CIS Control 20: Penetration Tests and Red Team Exercises
As a final testament to a good security program, the CIS Control 20 recommends the organization test all the security controls. These exercises are very beneficial to training and security awareness. Many times well intended measures can be exploited. For example, a really strict password policy can result in users taping passwords to their keyboard. A great technical control, thwarted by a forgetful user and an observant adversary. Many times developers find protocols they find useful, and never realize there is an inherent security flaw, for example FTP and Telnet, are great tools. But in both cases, all credential exchanges are in clear text, allowing passwords and other information to be captured easily. Many chat programs use a form of HTTP and not HTTPS, again data is exchanged in the clear. With wireless technologies, many times with a simple wireless receiver, anyone can monitor the full exchanges of information.
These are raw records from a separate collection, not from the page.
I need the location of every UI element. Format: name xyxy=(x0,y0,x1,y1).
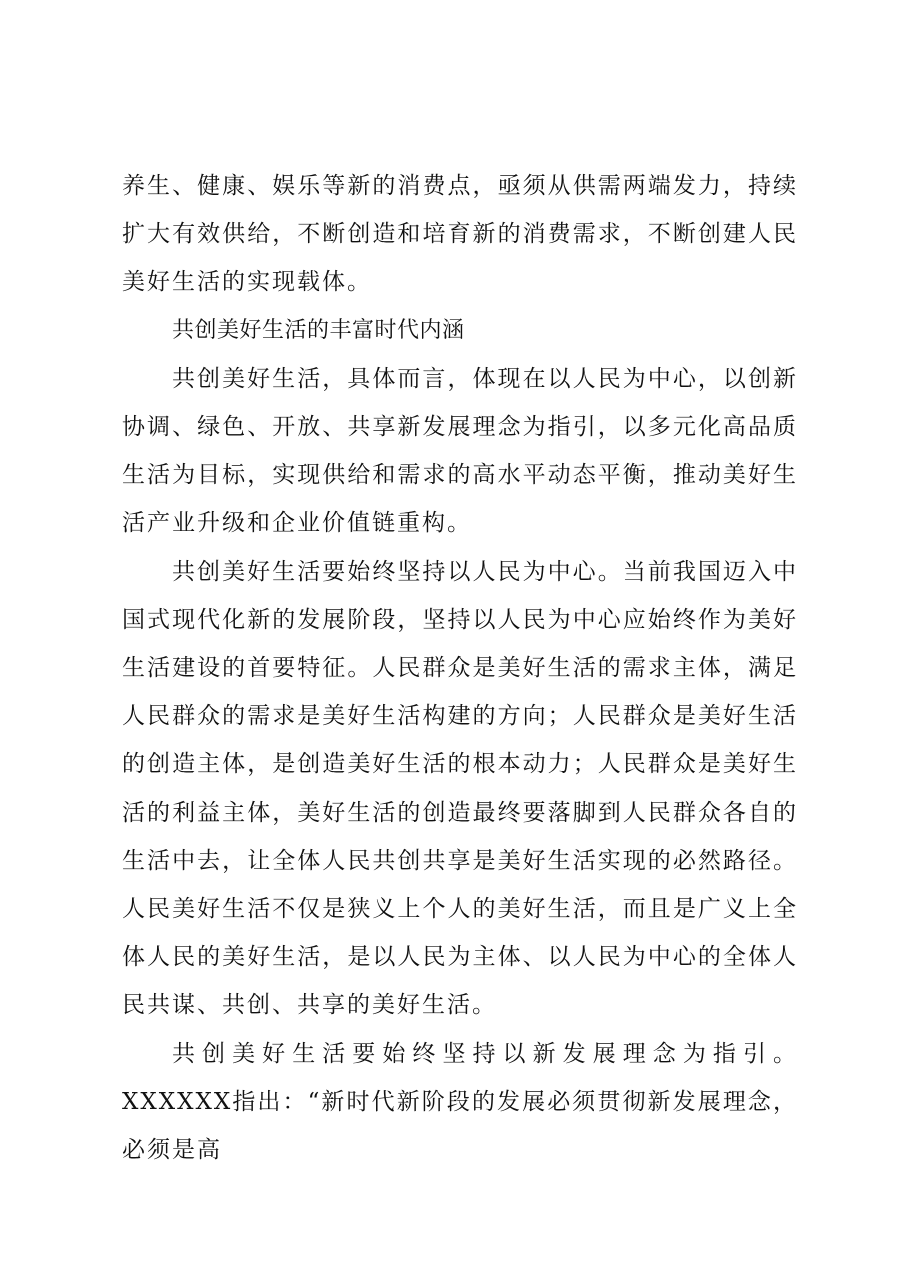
document-body xyxy=(122,162,798,1174)
paragraph-continuation: 养生、健康、娱乐等新的消费点，亟须从供需两端发力，持续扩大有效供给，不断创造和培育新的消费需求，不断创建人民美好生活的实现载体。 xyxy=(122,173,798,296)
paragraph-intro: 共创美好生活，具体而言，体现在以人民为中心，以创新协调、绿色、开放、共享新发展理念为指引，以多元化高品质生活为目标，实现供给和需求的高水平动态平衡，推动美好生活产业升级和企业价值链重构。 xyxy=(122,365,798,537)
paragraph-new-development: 共创美好生活要始终坚持以新发展理念为指引。XXXXXX指出：“新时代新阶段的发展必须贯彻新发展理念，必须是高 xyxy=(122,1040,798,1164)
paragraph-people-centered: 共创美好生活要始终坚持以人民为中心。当前我国迈入中国式现代化新的发展阶段，坚持以人民为中心应始终作为美好生活建设的首要特征。人民群众是美好生活的需求主体，满足人民群众的需求是美好生活构建的方向；人民群众是美好生活的创造主体，是创造美好生活的根本动力；人民群众是美好生活的利益主体，美好生活的创造最终要落脚到人民群众各自的生活中去，让全体人民共创共享是美好生活实现的必然路径。人民美好生活不仅是狭义上个人的美好生活，而且是广义上全体人民的美好生活，是以人民为主体、以人民为中心的全体人民共谋、共创、共享的美好生活。 xyxy=(122,558,798,1019)
section-heading: 共创美好生活的丰富时代内涵 xyxy=(172,317,465,343)
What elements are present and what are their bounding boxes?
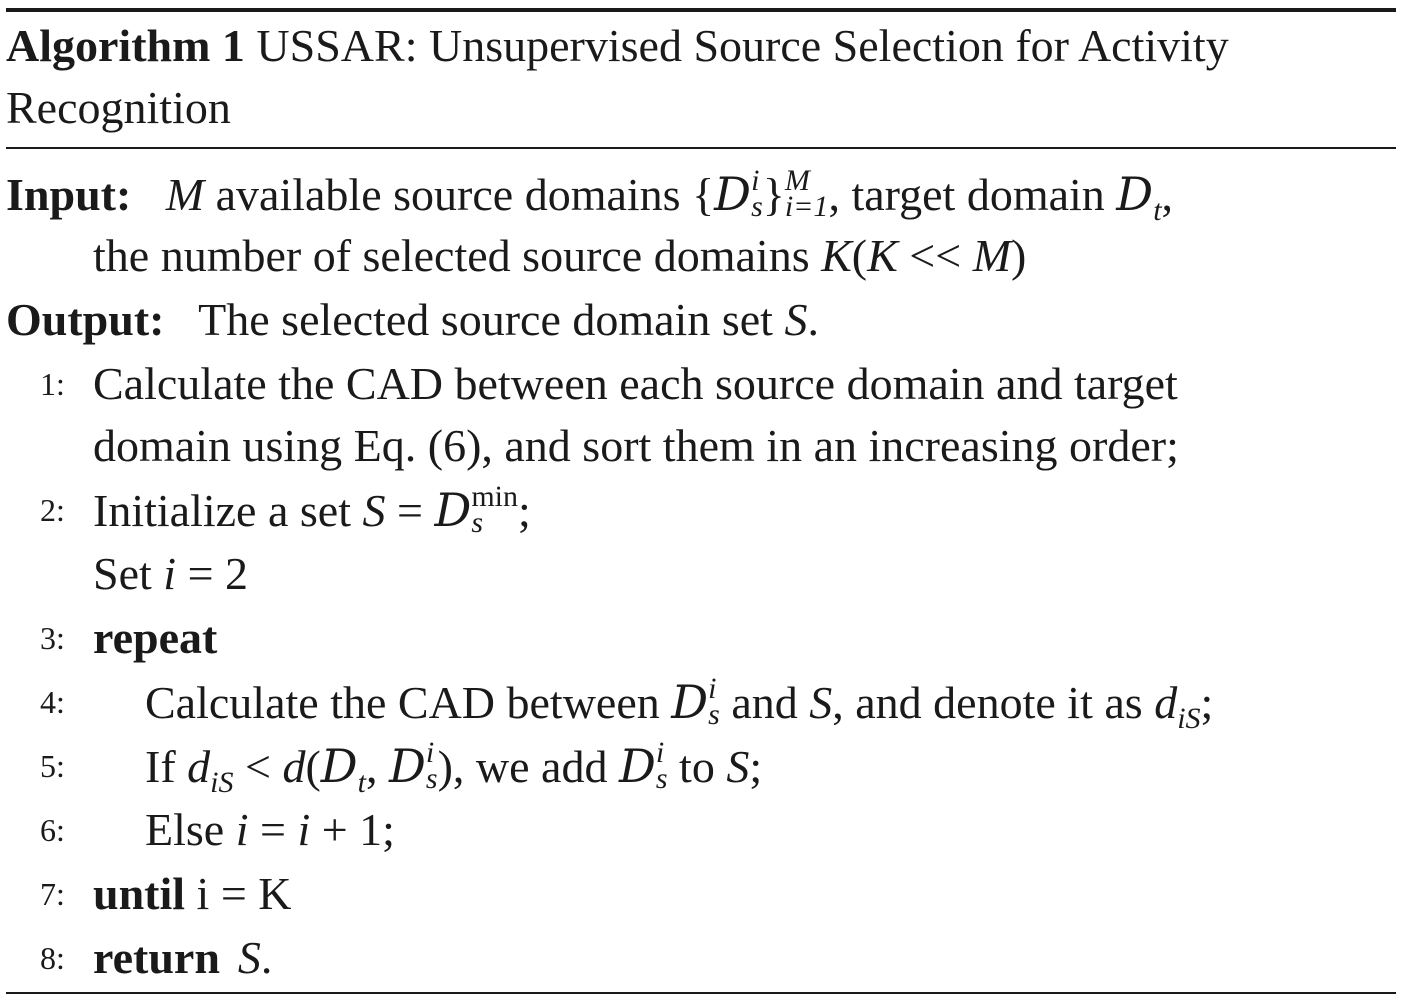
input-domain-scripts: [751, 164, 763, 223]
step-4-mid: and: [719, 677, 810, 728]
step-6-i2: i: [297, 804, 311, 855]
algorithm-label: Algorithm 1: [6, 20, 245, 71]
step-7-line: [93, 866, 292, 922]
input-K2: K: [867, 230, 898, 281]
set-range-scripts: [784, 164, 829, 223]
step-1-line1: Calculate the CAD between each source domain and target: [93, 358, 1178, 409]
step-6-i: i: [235, 804, 249, 855]
step-5-end: ;: [749, 741, 763, 792]
step-6-text: Else: [145, 804, 236, 855]
step-2-number: 2:: [40, 492, 65, 528]
step-5-dsub: iS: [210, 766, 234, 800]
input-paren-close: ): [1011, 230, 1027, 281]
step-5-S: S: [726, 741, 750, 792]
input-label: Input:: [6, 169, 132, 220]
step-5-sub: s: [425, 762, 438, 795]
step-7-number: 7:: [40, 876, 65, 912]
step-2-domain-symbol: D: [434, 483, 472, 537]
step-4-end: ;: [1200, 677, 1214, 728]
step-5-add-sub: s: [655, 762, 668, 795]
step-7-keyword: until: [93, 868, 186, 919]
step-2-eq: =: [385, 485, 435, 536]
step-5-target-symbol: D: [320, 739, 358, 793]
algorithm-title-line1: USSAR: Unsupervised Source Selection for Activity: [256, 20, 1229, 71]
algorithm-title-line2: Recognition: [6, 82, 231, 133]
output-text: The selected source domain set: [198, 294, 785, 345]
step-4-S: S: [809, 677, 833, 728]
input-comma: ,: [1161, 169, 1174, 220]
algorithm-caption: [6, 18, 1229, 74]
step-5-source-symbol: D: [389, 739, 426, 793]
step-4-number: 4:: [40, 684, 65, 720]
step-5-add-symbol: D: [618, 739, 656, 793]
step-4-mid2: , and denote it as: [832, 677, 1155, 728]
input-K1: K: [821, 230, 852, 281]
input-text1: available source domains: [204, 169, 693, 220]
set-close: }: [762, 169, 785, 220]
input-ll: <<: [897, 230, 973, 281]
top-rule: [6, 8, 1396, 12]
input-M2: M: [972, 230, 1012, 281]
step-5-line: [145, 736, 763, 800]
step-8-end: .: [260, 932, 273, 983]
step-5-d: d: [187, 741, 211, 792]
step-2-i: i: [163, 548, 177, 599]
step-4-domain-symbol: D: [671, 675, 709, 729]
step-5-open: (: [305, 741, 321, 792]
step-5-scripts: [425, 736, 438, 795]
step-7-rest: i = K: [185, 868, 292, 919]
step-4-line: [145, 672, 1214, 736]
input-domain-symbol: D: [714, 167, 752, 221]
step-2-extra-rest: = 2: [176, 548, 249, 599]
step-5-text: If: [145, 741, 188, 792]
step-2-scripts: [471, 480, 519, 539]
target-domain-symbol: D: [1116, 167, 1154, 221]
step-2-text: Initialize a set: [93, 485, 363, 536]
step-8-keyword: return: [93, 932, 220, 983]
step-4-sub: s: [708, 698, 720, 731]
step-5-close: ): [437, 741, 453, 792]
step-5-sup: i: [425, 736, 435, 769]
input-domain-sup: i: [751, 164, 760, 197]
input-line2-text: the number of selected source domains: [93, 230, 822, 281]
step-2-extra-line: [93, 546, 248, 602]
step-8-S: S: [237, 932, 261, 983]
step-4-d: d: [1154, 677, 1178, 728]
step-6-rest: + 1;: [310, 804, 395, 855]
step-4-scripts: [708, 672, 720, 731]
step-2-end: ;: [518, 485, 531, 536]
step-2-line: [93, 482, 531, 539]
step-2-extra-text: Set: [93, 548, 164, 599]
step-6-line: [145, 802, 395, 858]
step-5-sep: ,: [366, 741, 389, 792]
input-line2: [93, 228, 1026, 284]
step-4-dsub: iS: [1177, 702, 1201, 736]
output-label: Output:: [6, 294, 165, 345]
step-5-mid: , we add: [452, 741, 619, 792]
step-6-eq: =: [248, 804, 298, 855]
step-2-S: S: [362, 485, 386, 536]
output-S: S: [784, 294, 808, 345]
input-symbol-M: M: [165, 169, 205, 220]
step-4-text: Calculate the CAD between: [145, 677, 672, 728]
set-range-sup: M: [784, 164, 810, 197]
step-3-number: 3:: [40, 620, 65, 656]
output-line: [6, 292, 819, 348]
step-8-number: 8:: [40, 940, 65, 976]
input-paren: (: [851, 230, 868, 281]
step-5-sub-t: t: [357, 766, 366, 800]
target-domain-sub: t: [1153, 194, 1162, 228]
set-range-sub: i=1: [784, 190, 829, 223]
step-2-sub: s: [471, 506, 484, 539]
step-4-sup: i: [708, 672, 717, 705]
step-5-number: 5:: [40, 748, 65, 784]
step-5-d2: d: [282, 741, 306, 792]
input-line: [6, 164, 1174, 228]
set-open: {: [692, 169, 715, 220]
caption-rule: [6, 147, 1396, 149]
input-domain-sub: s: [751, 190, 763, 223]
step-8-line: [93, 930, 272, 986]
step-5-add-sup: i: [655, 736, 665, 769]
step-3-keyword: repeat: [93, 612, 218, 663]
step-1-number: 1:: [40, 366, 65, 402]
bottom-rule: [6, 992, 1396, 994]
step-2-sup: min: [471, 480, 519, 513]
step-1-line2: domain using Eq. (6), and sort them in an increasing order;: [93, 420, 1179, 471]
step-5-to: to: [667, 741, 727, 792]
step-5-add-scripts: [655, 736, 668, 795]
output-end: .: [807, 294, 819, 345]
input-text2: , target domain: [828, 169, 1117, 220]
step-5-lt: <: [233, 741, 283, 792]
step-6-number: 6:: [40, 812, 65, 848]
Penetration tests and red team exercises help to bring this information to the forefront of the security conversation.
CIS Control 20 states:
“Test the overall strength of an organization’s defense (the technology, the processes, and the people) by simulating the objectives and actions of an attacker.
Why Is This CIS Control Critical?
Attackers often exploit the gap between good defensive designs and intentions and implementation or maintenance. Examples include: the time window between announcement of a vulnerability, the availability of a vendor patch, and actual installation on every machine. Other examples include: well-intentioned policies that have no enforcement mechanism (especially those intended to restrict risky human actions); failure to apply good configurations to machines that come on and off of the network; and failure to understand the interaction among multiple defensive tools, or with normal system operations that have security implications.
A successful defensive posture requires a comprehensive program of effective policies and governance, strong technical defenses, and appropriate action by people. In a complex environment where technology is constantly evolving, and new attacker tradecraft appears regularly, organizations should periodically test their defenses to identify gaps and to assess their readiness by conducting penetration testing.”
Tenable Security Center and Nessus are often good tools to use to aid in pre-assessment activities. Many red team members use Nessus as a network discovery tool. By using tools that do similar tasks conducted by the adversaries, organizations are able to better detect and remediate the risk before the system is breached or compromised.
Referring back to the Basic Controls (CIS Control 1 - 6) these are the initial steps the red team will perform. The first step is to scan the network and identify hardware, then software. Now the red team has targets, they will then begin to enumerate vulnerabilities and test for baseline configurations, and so on. After a good list of vulnerabilities are collected, the fundamental controls will be tested. The vulnerabilities discovered by Tenable Security Center have an attribute called, exploitable. With this attribute the organization can easily see the low hanging fruit and plan to take the required mitigation efforts.
Shown in the “Exploitable by Malware - Exploitable Matrix” the organization can quickly see which popular attack tools their environment is most exploitable by. In these cases there are well known and widely used tools to exploit vulnerable systems. The red team will often use these tools to illustrate the likelihood a system could be compromised. Many attackers may use the same tools, or develop their own, but in either case if the organization has several exploitable systems, then there is a lot of work needed before a penetration test will be valuable. Once a majority of these vulnerabilities are mitigated, then the red team should be engaged.
While Exploitable is a great attribute to use, in some cases an exploitable attribute may require a perfect storm condition. As this is the case, Tenable created the Vulnerability Priority Rating (VPR). VPR is the output of Tenable Predictive Prioritization, and helps organizations improve their remediation efficiency and effectiveness by rating vulnerabilities based on severity level, technical impact, and threat. The technical impact measures the impact on confidentiality, integrity and availability following exploitation of a vulnerability and is equivalent to the CVSSv3 impact subscore. The threat component reflects both recent and potential future threat activity against a vulnerability. Factors that influence VPR are public proof-of-concept (PoC) research, reports of exploitation on social media, and many others. These are primary factors used by the organization to prioritize mitigation efforts before the red team arrives, and these are the vulnerabilities that will have attempts at exploitation first. Tenable Security Center is a good source to help prepare plans to mitigate risk and complete the final control in the CIS CAS.